KIS Asset Evaluation Holds Seminar on Margin Exchange System for Non-Cleared OTC Derivatives Transactions View original image

[Asia Economy Reporter Lee Jung-yoon] KIS Asset Appraisal announced on the 7th that it will hold a seminar on strategies to respond to the 'Non-Cleared OTC Derivatives Transaction Margin Exchange System' targeting financial industry practitioners.


The seminar, held today on the 9th, will cover an introduction to initial margin regulations, future outlook and response strategies, Citibank's response cases, an introduction to DTCC (U.S. Depository Trust & Clearing Corporation)'s global settlement infrastructure, and cases of global financial institutions building automated margin call systems. Additionally, Lee Hee-yeon, Executive Director of Citibank, and Park Hong-geun, Head of DTCC Korea Branch, will participate as speakers and conduct a Q&A session.


This seminar is jointly hosted with Acadia, a U.S. company that occupies about 98% or more of the global margin automation solution market. Acadia supports the entire margin management process including margin calculation, margin call automation, and collateral management, and is recognized as the global standard in practice.

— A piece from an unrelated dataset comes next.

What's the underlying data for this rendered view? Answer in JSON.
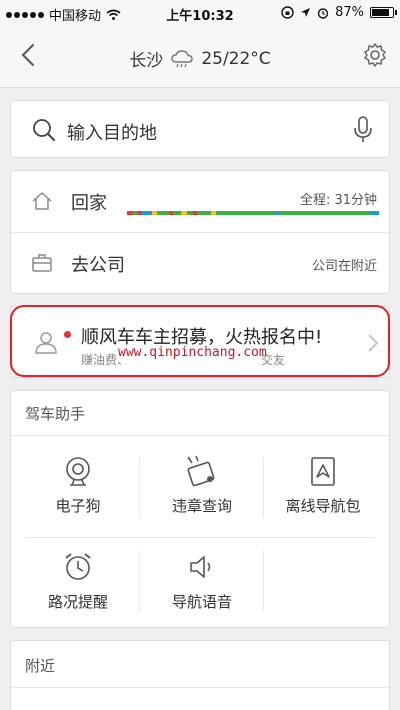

Since September last year, the Financial Supervisory Service has been enforcing a system requiring financial companies with non-cleared OTC derivatives transaction balances exceeding 70 trillion KRW to mandatorily exchange initial margins with counterparties. From September this year, the scope of application has been significantly expanded to include financial companies with non-cleared OTC derivatives transaction balances exceeding 10 trillion KRW.



Song Young-jun, Executive Director of the Financial Consulting Division at KIS Asset Appraisal, said, "We hope that domestic financial companies will find effective management methods regarding collateral contract information management, efficient initial margin exposure management, and automation of margin call transmission and reception through this seminar, and be able to proactively and actively respond to the new OTC derivatives regulatory environment."


This content was produced with the assistance of AI translation services.